Clean the surface of the seat and the disk. Then, put on dye or lapping compound on the seat. After that, put back the disk and press gently. Thereafter, examine the disk and seat. The lapping compound or dye should make a continous mark. If not, there are some irregularities and lapping is required.

     2. Choose the Lapping Compound

Lapping compound is an abrasive paste that is used to smother the metal surface for mating. They are composed of carborandum, aluminum oxide, silica or silicon carbide. Lapping compounds have grades from extra coarse to extra fine. The coarse compaound smothers surfaces rougly at small grit sizes for rough lapping. The fine compounds have grit size at larger grit sizes for detailed lapping. It is suggested to use lapping paste from coarser to finer.

     3.  Perform Lapping

Put lapping paste on the seat of the valve or on the lapping plate.
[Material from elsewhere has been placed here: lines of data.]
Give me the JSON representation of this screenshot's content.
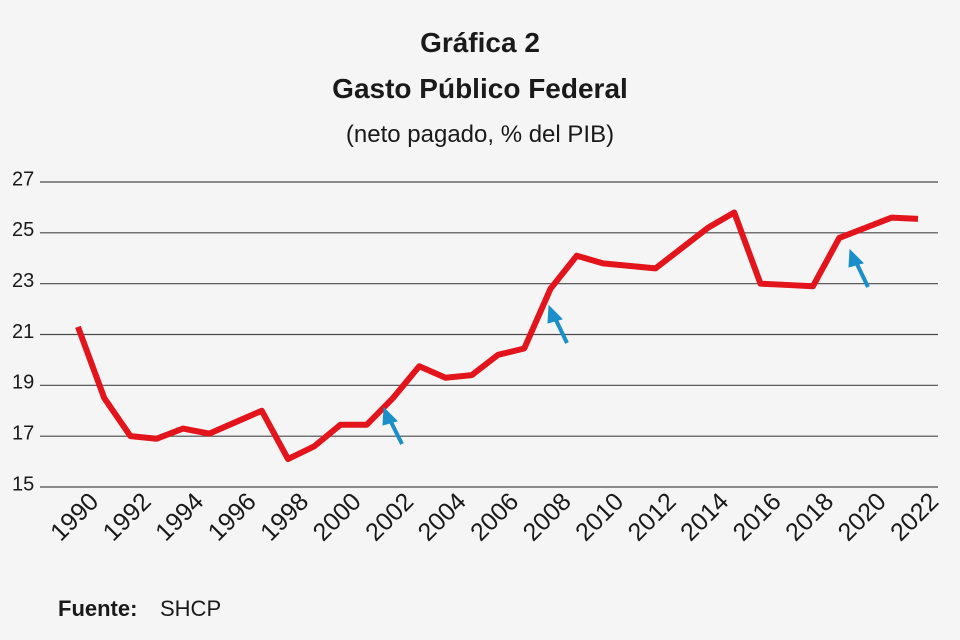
{
  "chart_data": {
    "type": "line",
    "title": "Gráfica 2",
    "subtitle": "Gasto Público Federal",
    "subtitle2": "(neto pagado, % del PIB)",
    "source_label": "Fuente:",
    "source": "SHCP",
    "x": [
      1990,
      1991,
      1992,
      1993,
      1994,
      1995,
      1996,
      1997,
      1998,
      1999,
      2000,
      2001,
      2002,
      2003,
      2004,
      2005,
      2006,
      2007,
      2008,
      2009,
      2010,
      2011,
      2012,
      2013,
      2014,
      2015,
      2016,
      2017,
      2018,
      2019,
      2020,
      2021,
      2022
    ],
    "series": [
      {
        "name": "Gasto Público Federal",
        "color": "#e3141b",
        "values": [
          21.3,
          18.5,
          17.0,
          16.9,
          17.3,
          17.1,
          17.55,
          18.0,
          16.1,
          16.6,
          17.45,
          17.45,
          18.5,
          19.75,
          19.3,
          19.4,
          20.2,
          20.45,
          22.8,
          24.1,
          23.8,
          23.7,
          23.6,
          24.4,
          25.2,
          25.8,
          23.0,
          22.95,
          22.9,
          24.8,
          25.2,
          25.6,
          25.55
        ]
      }
    ],
    "xlim": [
      1990,
      2022
    ],
    "xticks": [
      1990,
      1992,
      1994,
      1996,
      1998,
      2000,
      2002,
      2004,
      2006,
      2008,
      2010,
      2012,
      2014,
      2016,
      2018,
      2020,
      2022
    ],
    "ylim": [
      15,
      27
    ],
    "yticks": [
      15,
      17,
      19,
      21,
      23,
      25,
      27
    ],
    "grid": true
  }
}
Rotate the disk gently at slow angles by slighly pushing.

 Continue the same process with finer lapping paste grade.

     4. Check the Mating and Test

Check the mating as described 1. If mating is satisfactory, insert back the valve and pressure test.
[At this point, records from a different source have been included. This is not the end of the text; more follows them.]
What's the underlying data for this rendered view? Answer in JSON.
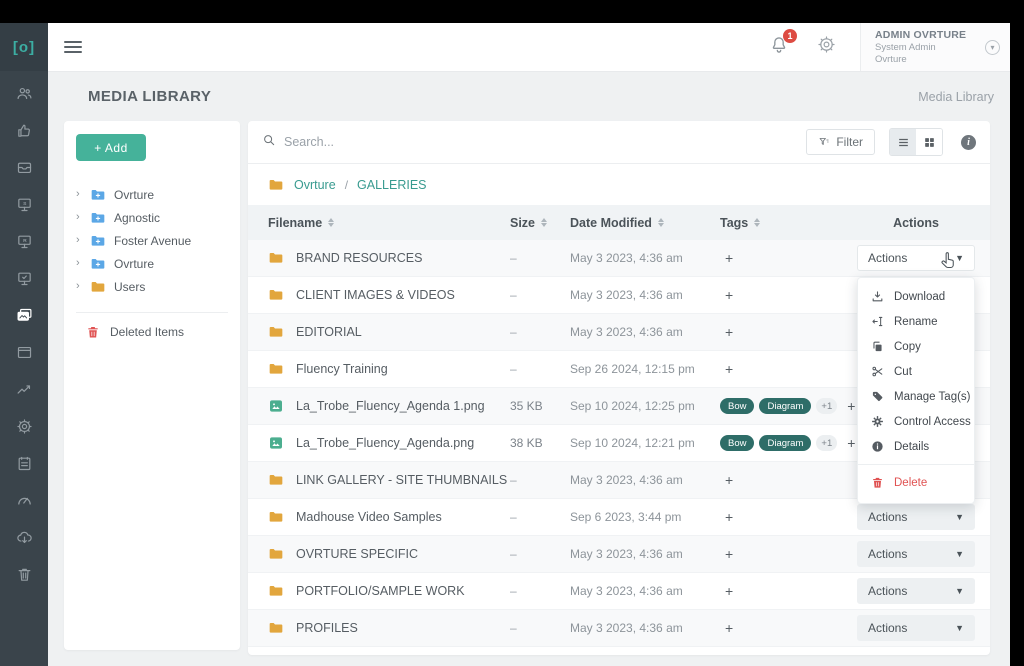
{
  "topbar": {
    "logo_text": "[o]",
    "notification_count": "1",
    "user_name": "ADMIN OVRTURE",
    "user_role": "System Admin",
    "user_org": "Ovrture"
  },
  "page": {
    "title": "MEDIA LIBRARY",
    "breadcrumb_right": "Media Library"
  },
  "sidebar_icons": [
    "users",
    "thumbs-up",
    "archive",
    "screen-s",
    "screen-r",
    "screen-check",
    "media-gallery",
    "window",
    "analytics",
    "settings",
    "tasks",
    "gauge",
    "cloud-download",
    "trash"
  ],
  "left_panel": {
    "add_button_label": "+  Add",
    "tree": [
      {
        "label": "Ovrture",
        "folder_color": "blue"
      },
      {
        "label": "Agnostic",
        "folder_color": "blue"
      },
      {
        "label": "Foster Avenue",
        "folder_color": "blue"
      },
      {
        "label": "Ovrture",
        "folder_color": "blue"
      },
      {
        "label": "Users",
        "folder_color": "yellow"
      }
    ],
    "deleted_items_label": "Deleted Items"
  },
  "toolbar": {
    "search_placeholder": "Search...",
    "filter_label": "Filter"
  },
  "path_breadcrumb": {
    "root": "Ovrture",
    "separator": "/",
    "current": "GALLERIES"
  },
  "table": {
    "columns": [
      "Filename",
      "Size",
      "Date Modified",
      "Tags",
      "Actions"
    ],
    "actions_button_label": "Actions",
    "add_tag_symbol": "+",
    "rows": [
      {
        "type": "folder",
        "name": "BRAND RESOURCES",
        "size": "–",
        "date": "May 3 2023, 4:36 am",
        "tags": [],
        "more": "",
        "actions_open": true
      },
      {
        "type": "folder",
        "name": "CLIENT IMAGES & VIDEOS",
        "size": "–",
        "date": "May 3 2023, 4:36 am",
        "tags": [],
        "more": ""
      },
      {
        "type": "folder",
        "name": "EDITORIAL",
        "size": "–",
        "date": "May 3 2023, 4:36 am",
        "tags": [],
        "more": ""
      },
      {
        "type": "folder",
        "name": "Fluency Training",
        "size": "–",
        "date": "Sep 26 2024, 12:15 pm",
        "tags": [],
        "more": ""
      },
      {
        "type": "image",
        "name": "La_Trobe_Fluency_Agenda 1.png",
        "size": "35 KB",
        "date": "Sep 10 2024, 12:25 pm",
        "tags": [
          "Bow",
          "Diagram"
        ],
        "more": "+1"
      },
      {
        "type": "image",
        "name": "La_Trobe_Fluency_Agenda.png",
        "size": "38 KB",
        "date": "Sep 10 2024, 12:21 pm",
        "tags": [
          "Bow",
          "Diagram"
        ],
        "more": "+1"
      },
      {
        "type": "folder",
        "name": "LINK GALLERY - SITE THUMBNAILS",
        "size": "–",
        "date": "May 3 2023, 4:36 am",
        "tags": [],
        "more": ""
      },
      {
        "type": "folder",
        "name": "Madhouse Video Samples",
        "size": "–",
        "date": "Sep 6 2023, 3:44 pm",
        "tags": [],
        "more": ""
      },
      {
        "type": "folder",
        "name": "OVRTURE SPECIFIC",
        "size": "–",
        "date": "May 3 2023, 4:36 am",
        "tags": [],
        "more": ""
      },
      {
        "type": "folder",
        "name": "PORTFOLIO/SAMPLE WORK",
        "size": "–",
        "date": "May 3 2023, 4:36 am",
        "tags": [],
        "more": ""
      },
      {
        "type": "folder",
        "name": "PROFILES",
        "size": "–",
        "date": "May 3 2023, 4:36 am",
        "tags": [],
        "more": ""
      }
    ]
  },
  "actions_menu": {
    "items": [
      {
        "label": "Download",
        "icon": "download-icon"
      },
      {
        "label": "Rename",
        "icon": "rename-icon"
      },
      {
        "label": "Copy",
        "icon": "copy-icon"
      },
      {
        "label": "Cut",
        "icon": "cut-icon"
      },
      {
        "label": "Manage Tag(s)",
        "icon": "tag-icon"
      },
      {
        "label": "Control Access",
        "icon": "gear-icon"
      },
      {
        "label": "Details",
        "icon": "info-icon"
      }
    ],
    "delete_item": {
      "label": "Delete",
      "icon": "trash-icon"
    }
  },
  "colors": {
    "accent_teal": "#3caea3",
    "sidebar_bg": "#3a444b",
    "tag_pill": "#2e6d68",
    "danger_red": "#e05252",
    "folder_yellow": "#e2a63d",
    "folder_blue": "#5ba7e6",
    "file_green": "#4cae8f",
    "badge_red": "#dd4b42"
  }
}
Rules as per SOLAS II-2/10

• Isolation valves shall be installed for all open deck fire main branches used for purposes other than fire fighting. In ships where deck cargo may be carried, the positions of the hydrants shall be such that they are always readily accessible and the pipes shall be arranged as far as practicable to avoid risk of damage by such cargo. 
• The diameter of the fire main and water service pipes shall be sufficient for the effective distribution of the maximum required discharge from two fire pumps operating simultaneously, except that in the case of cargo ships the diameter need only be sufficient for the discharge of 140 m³/h. 
•  Isolating valves to separate the section of the fire main within the machinery space containing the main fire pump or pumps from the rest of the fire main shall be fitted in an easily accessible and tenable position outside the machinery spaces. The fire main shall be so arranged that when the isolating valves are shut all the hydrants on the ship, except those in the machinery space referred to above, can be supplied with water by another fire pump or an emergency fire pump. The emergency fire pump, its seawater inlet, and suction and delivery pipes and isolating valves shall be located outside the machinery space. If this arrangement cannot be made, the sea-chest may be fitted in the machinery space if the valve is remotely controlled from a position in the same compartment as the emergency fire pump and the suction pipe is as short as practicable. Short lengths of suction or discharge piping may penetrate the machinery space, provided they are enclosed in a substantial steel casing or are insulated to "A-60" class standards. The pipes shall have substantial wall thickness, but in no case less than 11 mm, and shall be welded except for the flanged connection to the sea inlet valve.

•  Relief valves shall be provided in conjunction with fire pumps if the pumps are capable of developing a pressure exceeding the design pressure of the water service pipes, hydrants and hoses. These valves shall be so placed and adjusted as to prevent excessive pressure in any part of the fire main system. 

•  In tankers, isolation valves shall be fitted in the fire main at the poop front in a protected position and on the tank deck at intervals of not more than 40 m to preserve the integrity of the fire main system in case of fire or explosion.
• The number and position of hydrants shall be such that at least two jets of water not emanating from the same hydrant, one of which shall be from a single length of hose, may reach any part of the ship normally accessible to the passengers or crew while the ship is being navigated and any part of any cargo space when empty, any ro-ro space or any vehicle space in which latter case the two jets shall reach any part of the space, each from a single length of hose. Furthermore, such hydrants shall be positioned near the accesses to the protected spaces. 
• the following minimum pressures shall be maintained at all hydrants:  

for passenger ships:

 4,000 gross tonnage and upwards 0.40 N/mm² (4.0 bar)

less than 4,000 gross tonnage 0.30 N/mm²  (3.0 bar)

for cargo ships: 

6,000 gross tonnage and upwards 0.27 N/mm²  (2.7 bar)

less than 6,000 gross tonnage 0.25 N/mm²  (2.5 bar).